Cross-validation done right


I’ve recently read Marcos Lopez de Prado’s great book on “Advances in Financial Machine Learning”.
I’ve learnt quite a few things and I would like to share some improvements I made.

Doing cross-validation properly is something that greatly affected my model selection process and improved my confidence in my models.

He suggests making best use of the data we have and do cross-validation the following way:

  1. Split you dataset into N splits (6 in this example)
  2. Take all possible combinations of k splits as validation set (k=2 in this example)
  3. Use the rest of the data as training set.

By splitting the data into N=6 splits and using and using k=2 splits as validation set, you end up with 15 valid combinations of train/validation sets.
He argues, when data in the splits are independent and non-overlapping validation on data that preceeds training data is a valid process. In our case the eras in the numerai training data are non-overlapping.

You can download and tweak my code here:

Yes, it takes a lot of time to train these models, but at least you can trust the results.
Have fun!
Feedback is welcome!


It’s a common practice for time series analysis to make sort of some lagged features like price of the security a month ago. I don’t know how long, but it’s safe to have some gap between training and validation set, I guess.

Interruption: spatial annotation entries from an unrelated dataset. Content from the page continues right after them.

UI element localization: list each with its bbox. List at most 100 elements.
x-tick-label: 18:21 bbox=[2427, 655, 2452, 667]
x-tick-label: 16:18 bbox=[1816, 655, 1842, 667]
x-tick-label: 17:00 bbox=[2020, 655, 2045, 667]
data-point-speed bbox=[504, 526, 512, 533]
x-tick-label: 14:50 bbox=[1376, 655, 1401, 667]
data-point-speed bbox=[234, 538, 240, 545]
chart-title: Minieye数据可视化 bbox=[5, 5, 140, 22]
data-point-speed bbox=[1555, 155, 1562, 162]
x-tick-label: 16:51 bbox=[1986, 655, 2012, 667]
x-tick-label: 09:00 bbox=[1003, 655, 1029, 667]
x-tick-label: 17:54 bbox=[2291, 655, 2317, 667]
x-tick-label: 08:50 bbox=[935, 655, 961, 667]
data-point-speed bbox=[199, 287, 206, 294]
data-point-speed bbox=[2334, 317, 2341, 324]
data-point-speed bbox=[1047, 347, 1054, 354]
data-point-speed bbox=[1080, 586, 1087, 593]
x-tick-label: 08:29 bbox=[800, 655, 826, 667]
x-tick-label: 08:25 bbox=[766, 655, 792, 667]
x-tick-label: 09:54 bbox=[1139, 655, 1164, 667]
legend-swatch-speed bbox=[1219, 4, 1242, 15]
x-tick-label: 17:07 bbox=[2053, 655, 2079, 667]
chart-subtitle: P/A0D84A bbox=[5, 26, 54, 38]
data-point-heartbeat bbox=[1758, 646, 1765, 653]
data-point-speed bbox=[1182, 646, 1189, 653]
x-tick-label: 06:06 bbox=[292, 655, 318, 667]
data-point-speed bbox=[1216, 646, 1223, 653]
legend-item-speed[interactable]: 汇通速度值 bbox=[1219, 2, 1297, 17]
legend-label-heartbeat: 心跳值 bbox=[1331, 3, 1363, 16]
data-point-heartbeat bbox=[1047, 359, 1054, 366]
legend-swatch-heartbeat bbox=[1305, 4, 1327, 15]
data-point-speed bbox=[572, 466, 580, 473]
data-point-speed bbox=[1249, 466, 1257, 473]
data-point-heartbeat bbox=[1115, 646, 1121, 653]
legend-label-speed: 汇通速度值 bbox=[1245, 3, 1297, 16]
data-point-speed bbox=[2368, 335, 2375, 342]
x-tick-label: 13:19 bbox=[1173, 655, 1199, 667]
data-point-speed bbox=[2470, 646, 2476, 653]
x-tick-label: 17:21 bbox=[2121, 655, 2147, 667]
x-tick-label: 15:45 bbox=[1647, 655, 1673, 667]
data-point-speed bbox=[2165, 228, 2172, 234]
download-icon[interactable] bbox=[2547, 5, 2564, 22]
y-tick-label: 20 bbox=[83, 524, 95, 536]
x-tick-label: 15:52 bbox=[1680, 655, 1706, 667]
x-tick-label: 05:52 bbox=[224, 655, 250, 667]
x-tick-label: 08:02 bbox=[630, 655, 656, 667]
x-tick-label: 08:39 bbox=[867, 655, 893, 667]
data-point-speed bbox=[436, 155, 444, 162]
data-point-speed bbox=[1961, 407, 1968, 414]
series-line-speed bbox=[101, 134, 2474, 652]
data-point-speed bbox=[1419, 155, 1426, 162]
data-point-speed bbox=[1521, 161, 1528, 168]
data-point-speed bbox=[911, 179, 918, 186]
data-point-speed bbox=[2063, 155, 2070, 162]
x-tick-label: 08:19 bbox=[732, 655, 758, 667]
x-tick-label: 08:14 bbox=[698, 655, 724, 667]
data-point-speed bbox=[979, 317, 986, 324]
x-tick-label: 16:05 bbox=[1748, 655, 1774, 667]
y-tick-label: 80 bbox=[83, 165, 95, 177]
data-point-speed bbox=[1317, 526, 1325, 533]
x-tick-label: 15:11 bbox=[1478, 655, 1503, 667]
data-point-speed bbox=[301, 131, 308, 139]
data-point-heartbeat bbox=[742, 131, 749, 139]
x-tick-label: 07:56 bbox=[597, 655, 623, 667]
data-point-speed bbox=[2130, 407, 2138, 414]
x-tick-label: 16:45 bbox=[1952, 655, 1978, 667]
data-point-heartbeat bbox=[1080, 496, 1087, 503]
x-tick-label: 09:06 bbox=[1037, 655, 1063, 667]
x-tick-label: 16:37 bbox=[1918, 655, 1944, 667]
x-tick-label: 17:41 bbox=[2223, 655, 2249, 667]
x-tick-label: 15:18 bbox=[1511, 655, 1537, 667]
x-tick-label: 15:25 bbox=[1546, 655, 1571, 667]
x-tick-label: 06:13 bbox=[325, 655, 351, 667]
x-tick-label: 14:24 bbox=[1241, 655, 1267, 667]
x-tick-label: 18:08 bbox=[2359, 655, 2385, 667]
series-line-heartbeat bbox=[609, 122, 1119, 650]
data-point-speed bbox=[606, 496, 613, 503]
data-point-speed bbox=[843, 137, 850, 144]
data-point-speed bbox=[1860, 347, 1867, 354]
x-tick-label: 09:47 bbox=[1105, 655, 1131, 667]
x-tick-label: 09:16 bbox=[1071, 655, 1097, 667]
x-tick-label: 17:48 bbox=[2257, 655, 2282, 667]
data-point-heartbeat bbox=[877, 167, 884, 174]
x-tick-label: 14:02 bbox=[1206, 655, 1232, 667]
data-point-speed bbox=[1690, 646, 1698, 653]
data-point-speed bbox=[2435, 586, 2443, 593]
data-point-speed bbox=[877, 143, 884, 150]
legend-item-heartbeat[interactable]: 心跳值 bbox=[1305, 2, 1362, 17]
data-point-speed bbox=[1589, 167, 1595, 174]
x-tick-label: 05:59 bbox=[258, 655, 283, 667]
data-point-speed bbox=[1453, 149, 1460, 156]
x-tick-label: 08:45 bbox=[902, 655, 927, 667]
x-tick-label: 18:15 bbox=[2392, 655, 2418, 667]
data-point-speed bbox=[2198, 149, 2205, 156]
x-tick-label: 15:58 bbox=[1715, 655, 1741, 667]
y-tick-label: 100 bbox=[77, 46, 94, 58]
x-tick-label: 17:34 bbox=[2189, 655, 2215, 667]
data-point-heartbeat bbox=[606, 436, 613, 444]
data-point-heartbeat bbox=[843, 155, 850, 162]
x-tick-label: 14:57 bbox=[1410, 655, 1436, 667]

I don’t have any hard evidence that the dataset is overlapping in terms of eras though. It’s just my speculation.

The code I shared has the parameter “embargo”. That’s the minimum gap between train and validation.
I’ve tried a couple of values, but it doesn’t have any significant effect. Seems like the eras are not overlapping.

1 Like

Hi nyuton,

Your groups (G) are divided using next eras: 1-30 (G1), 31-60, 61-90, 91-120, 121-132 and 197-212 (G6).
What do you think about having the same number of eras in every group? 1-25 (G1), 26-50 (G2) …

Or even more, having the same number of rows in every group? First eras have less rows, thus, G1-G2 groups could contain more eras than G3-G4 groups, but the number of rows will be close enough between groups.


Hi JackerParker,

my splits are somewhat arbitrary, you are right. I wanted to split the validation eras into different splits, so that I have a score on the numerai validation set. That’s the reason, why I chose these splits.

More gouprs would give better granuality, but this is already too time consuming. CV with random forests can run for hours on my computer.

Feel free to tweak it!
I wanted to share the idea and the base code, but there is certainly some room for improvement!